Le Pan a donc fini par rejoindre les inquiétudes moult fois exprimées par La Météo depuis longtemps : ce ne sont pas les forces de sécurité camerounaises qui sont défaillantes, puisqu’elles doivent faire face à une menace asymétrique. L’armée camerounaise a remporté d’éclatantes victoires contre le mouvement terroriste, depuis que son chef suprême, le président Paul Biya, a déclaré «la guerre» aux fous d’Allah. Le front est quasiment pacifié, puisque les incursions des assassins, violeurs et preneurs d’otages ont drastiquement baissé en intensité. Les forces de défense et sécurité camerounaises veillent au grain, font honneur à leur pays, et le peuple se sent rassuré. Mais la vraie menace se trouve à l’intérieur, au sein des populations, parmi certaines élites et autorités traditionnelles. C’est l’ennemi invisible.

Et il doit savoir de quoi il parle, le Pan, lorsqu’il pointe un doigt accusateur sur les «complices» de Boko Haram qui «sont parmi nous». Cavaye Yéguié Djibril, in fine, reconnaît que des hommes, parfois à des niveaux de responsabilités insoupçonnés au sein de l’appareil de l’Etat, font tout pour «brouiller les pistes». Homme de terrain, nous ne pouvons point douter de ce que la 3ème personnalité de la République peut, si elle veut aller au bout de sa logique, aider grandement à l’éradication du péril fondamentaliste. Il est ainsi directement interpellé, dans cette croisade contre Boko Haram. C’est son devoir. Comme c’est le devoir de votre journal de soulever les doutes, de dénoncer les complots contre notre pays, de questionner un environnement devenu à la fois glauque et délétère.

Mais, cette posture républicaine vaut aujourd’hui bien des ennuis à La Météo. Le 5 juillet dernier en effet, le vice-président du Conseil national de la communication (Cnc), Peter Essoka, a adressé à votre journal une «mise en demeure suite à la publication d’informations diffamatoires». Il nous est reproché d’avoir dénoncé «le jeu trouble» de certains dignitaires du pouvoir dont, justement, le Pan qui à travers sa dernière sortie, reconnaît implicitement que le ver est dans le fruit.

Plus grave, si on peut l’écrire, le Pan a régulièrement été cité dans les médiations avec Boko Haram pour la libération des otages. Il n’a jamais démenti ces assertions. Question : à moins de prouver qu’il échange avec des fantômes, comment Cavaye Yéguié Djibril peut-il feindre d’ignorer qui sont les terroristes ? Quelle est cette habile mise en scène, consistant à donner l’impression de condamner un phénomène alors que, à travers des réseaux clairement identifiés, on reçoit régulièrement des émissaires de Boko Haram ?

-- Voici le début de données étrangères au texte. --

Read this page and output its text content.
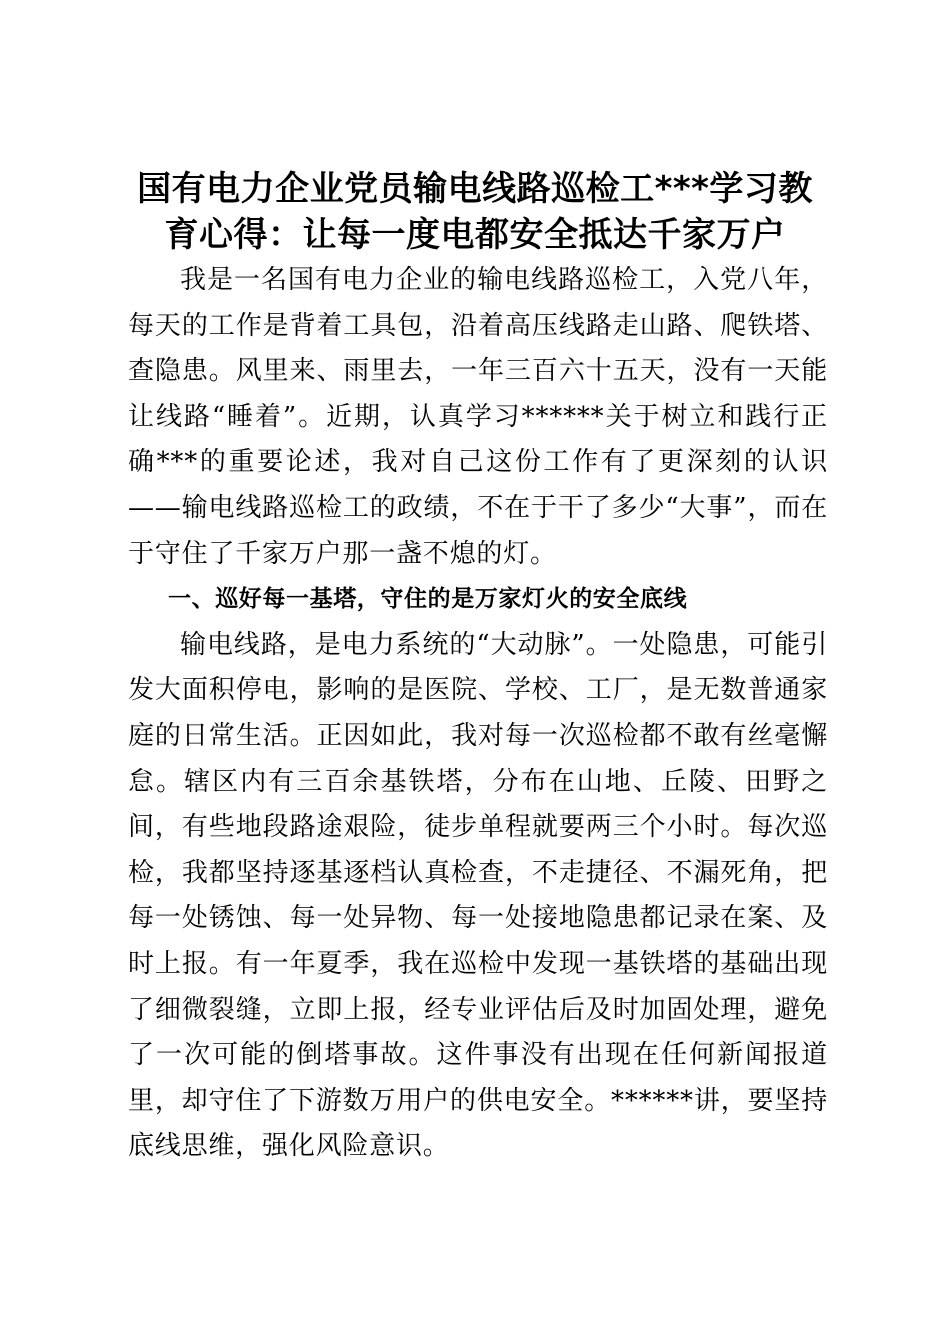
国有电力企业党员输电线路巡检工***学习教
育心得：让每一度电都安全抵达千家万户

我是一名国有电力企业的输电线路巡检工，入党八年，每天的工作是背着工具包，沿着高压线路走山路、爬铁塔、查隐患。风里来、雨里去，一年三百六十五天，没有一天能让线路“睡着”。近期，认真学习******关于树立和践行正确***的重要论述，我对自己这份工作有了更深刻的认识——输电线路巡检工的政绩，不在于干了多少“大事”，而在于守住了千家万户那一盏不熄的灯。

一、巡好每一基塔，守住的是万家灯火的安全底线

输电线路，是电力系统的“大动脉”。一处隐患，可能引发大面积停电，影响的是医院、学校、工厂，是无数普通家庭的日常生活。正因如此，我对每一次巡检都不敢有丝毫懈怠。辖区内有三百余基铁塔，分布在山地、丘陵、田野之间，有些地段路途艰险，徒步单程就要两三个小时。每次巡检，我都坚持逐基逐档认真检查，不走捷径、不漏死角，把每一处锈蚀、每一处异物、每一处接地隐患都记录在案、及时上报。有一年夏季，我在巡检中发现一基铁塔的基础出现了细微裂缝，立即上报，经专业评估后及时加固处理，避免了一次可能的倒塔事故。这件事没有出现在任何新闻报道里，却守住了下游数万用户的供电安全。******讲，要坚持底线思维，强化风险意识。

Entre les admonestations inopportunes et déstabilisatrices du Cnc, la réalité du terrain et les confessions publiques – quoique maquillées – de Cavaye Yéguié Djibril, la messe n’est pas dite. La Météo, pour sa part, continue d’inviter les vrais patriotes à davantage se mobiliser dernière le chef de l’Etat, Paul Biya, désormais en guerre contre l’hydre islamiste.